Since buildings are not totally sealed (at the very minimum, there is always a ground level entrance), the stack effect will cause air infiltration. During the heating season, the warmer indoor air rises up through the building and escapes at the top either through open windows, ventilation openings, or unintentional holes in ceilings, like ceiling fans and recessed lights. The rising warm air reduces the pressure in the base of the building, drawing cold air in through either open doors, windows, or other openings and leakage. During the cooling season, the stack effect is reversed, but is typically weaker due to lower temperature differences.

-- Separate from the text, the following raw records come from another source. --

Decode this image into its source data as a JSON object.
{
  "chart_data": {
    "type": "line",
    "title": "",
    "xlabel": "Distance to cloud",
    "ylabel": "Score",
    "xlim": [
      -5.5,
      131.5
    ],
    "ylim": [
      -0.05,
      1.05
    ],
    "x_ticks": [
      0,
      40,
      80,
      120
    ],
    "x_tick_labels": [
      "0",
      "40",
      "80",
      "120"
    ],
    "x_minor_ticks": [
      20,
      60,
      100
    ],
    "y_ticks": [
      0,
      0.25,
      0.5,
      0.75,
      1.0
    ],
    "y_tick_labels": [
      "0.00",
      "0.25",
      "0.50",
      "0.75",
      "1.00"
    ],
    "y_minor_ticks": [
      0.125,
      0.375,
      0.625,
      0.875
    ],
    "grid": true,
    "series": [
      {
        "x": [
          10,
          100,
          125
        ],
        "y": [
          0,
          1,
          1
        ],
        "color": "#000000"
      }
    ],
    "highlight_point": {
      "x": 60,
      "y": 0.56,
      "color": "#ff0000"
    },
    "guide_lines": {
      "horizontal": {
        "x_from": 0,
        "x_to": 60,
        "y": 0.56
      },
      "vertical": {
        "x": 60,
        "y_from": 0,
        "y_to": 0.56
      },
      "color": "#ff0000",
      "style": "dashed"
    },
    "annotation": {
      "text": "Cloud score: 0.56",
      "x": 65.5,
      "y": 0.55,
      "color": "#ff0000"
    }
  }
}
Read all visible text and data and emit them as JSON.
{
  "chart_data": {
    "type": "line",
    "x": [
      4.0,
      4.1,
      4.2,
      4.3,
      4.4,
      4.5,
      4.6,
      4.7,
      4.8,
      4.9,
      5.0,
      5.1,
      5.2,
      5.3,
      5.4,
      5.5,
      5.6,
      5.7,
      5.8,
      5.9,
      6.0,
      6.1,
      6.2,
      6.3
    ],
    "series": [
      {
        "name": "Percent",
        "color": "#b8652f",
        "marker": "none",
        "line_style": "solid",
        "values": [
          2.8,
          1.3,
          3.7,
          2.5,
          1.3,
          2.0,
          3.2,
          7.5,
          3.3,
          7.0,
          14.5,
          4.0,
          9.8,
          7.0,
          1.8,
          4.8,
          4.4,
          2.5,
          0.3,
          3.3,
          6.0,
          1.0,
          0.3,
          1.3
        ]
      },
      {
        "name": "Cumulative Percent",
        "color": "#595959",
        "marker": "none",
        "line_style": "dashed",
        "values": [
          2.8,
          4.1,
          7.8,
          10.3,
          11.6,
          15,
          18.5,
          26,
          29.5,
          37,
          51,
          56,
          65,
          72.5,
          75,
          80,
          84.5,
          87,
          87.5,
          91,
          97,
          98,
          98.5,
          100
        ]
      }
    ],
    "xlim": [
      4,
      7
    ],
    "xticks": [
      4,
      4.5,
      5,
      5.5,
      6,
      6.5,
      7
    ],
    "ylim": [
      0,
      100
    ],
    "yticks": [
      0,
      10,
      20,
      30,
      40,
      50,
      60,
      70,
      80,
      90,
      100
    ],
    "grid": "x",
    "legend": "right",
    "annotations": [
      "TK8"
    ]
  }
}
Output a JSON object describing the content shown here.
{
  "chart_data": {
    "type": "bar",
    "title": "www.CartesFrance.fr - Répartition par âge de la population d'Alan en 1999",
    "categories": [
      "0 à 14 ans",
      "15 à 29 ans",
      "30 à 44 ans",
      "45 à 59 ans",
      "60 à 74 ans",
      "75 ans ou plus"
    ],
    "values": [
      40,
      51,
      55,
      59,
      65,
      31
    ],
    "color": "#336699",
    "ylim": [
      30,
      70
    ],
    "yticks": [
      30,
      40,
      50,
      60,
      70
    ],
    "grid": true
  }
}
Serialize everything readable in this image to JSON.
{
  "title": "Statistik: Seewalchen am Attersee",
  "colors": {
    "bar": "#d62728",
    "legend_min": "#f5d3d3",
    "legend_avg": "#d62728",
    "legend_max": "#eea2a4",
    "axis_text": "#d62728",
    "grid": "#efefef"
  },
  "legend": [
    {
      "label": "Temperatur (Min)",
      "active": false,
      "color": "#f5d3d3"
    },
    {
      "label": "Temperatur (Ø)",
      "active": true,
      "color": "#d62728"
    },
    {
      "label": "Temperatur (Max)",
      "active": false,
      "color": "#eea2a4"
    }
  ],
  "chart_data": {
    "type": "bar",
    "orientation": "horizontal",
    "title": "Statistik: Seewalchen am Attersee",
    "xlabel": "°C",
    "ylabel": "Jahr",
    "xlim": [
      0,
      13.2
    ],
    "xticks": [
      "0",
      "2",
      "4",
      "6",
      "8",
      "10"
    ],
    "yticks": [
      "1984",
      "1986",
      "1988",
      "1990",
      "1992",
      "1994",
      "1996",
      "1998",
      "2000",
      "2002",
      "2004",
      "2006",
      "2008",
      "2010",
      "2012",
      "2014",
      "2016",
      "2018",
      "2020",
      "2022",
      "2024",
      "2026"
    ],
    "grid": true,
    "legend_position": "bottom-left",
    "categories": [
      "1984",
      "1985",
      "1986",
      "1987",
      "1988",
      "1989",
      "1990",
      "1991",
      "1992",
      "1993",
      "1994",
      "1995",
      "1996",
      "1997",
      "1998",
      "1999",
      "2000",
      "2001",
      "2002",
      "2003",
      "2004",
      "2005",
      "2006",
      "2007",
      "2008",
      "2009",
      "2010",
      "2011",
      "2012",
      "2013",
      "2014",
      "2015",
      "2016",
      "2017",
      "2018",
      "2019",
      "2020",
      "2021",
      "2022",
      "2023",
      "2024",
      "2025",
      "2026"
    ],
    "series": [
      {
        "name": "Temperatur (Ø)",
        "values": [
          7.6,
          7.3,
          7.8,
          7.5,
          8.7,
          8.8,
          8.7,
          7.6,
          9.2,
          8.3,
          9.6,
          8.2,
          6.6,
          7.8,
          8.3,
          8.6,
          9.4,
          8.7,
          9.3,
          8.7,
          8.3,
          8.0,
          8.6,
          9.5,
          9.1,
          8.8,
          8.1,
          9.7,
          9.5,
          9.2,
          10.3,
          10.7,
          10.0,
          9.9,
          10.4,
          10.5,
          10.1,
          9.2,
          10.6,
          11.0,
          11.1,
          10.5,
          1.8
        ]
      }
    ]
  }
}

In a modern high-rise building with a well-sealed envelope, the stack effect can create significant pressure differences that must be given design consideration and may need to be addressed with mechanical ventilation. Stairwells, shafts, elevators, and the like, tend to contribute to the stack effect, while interior partitions, floors, and fire separations can mitigate it. Especially in case of fire, the stack effect needs to be controlled to prevent the spread of smoke and fire, and to maintain tenable conditions for occupants and firefighters.
The stack effect in industrial flue gas stacks is similar to that in buildings, except that it involves hot flue gases having large temperature differences with the ambient outside air. Furthermore, an industrial flue gas stack typically provides little obstruction for the flue gas along its length and is, in fact, normally optimized to enhance the stack effect to reduce fan energy requirements.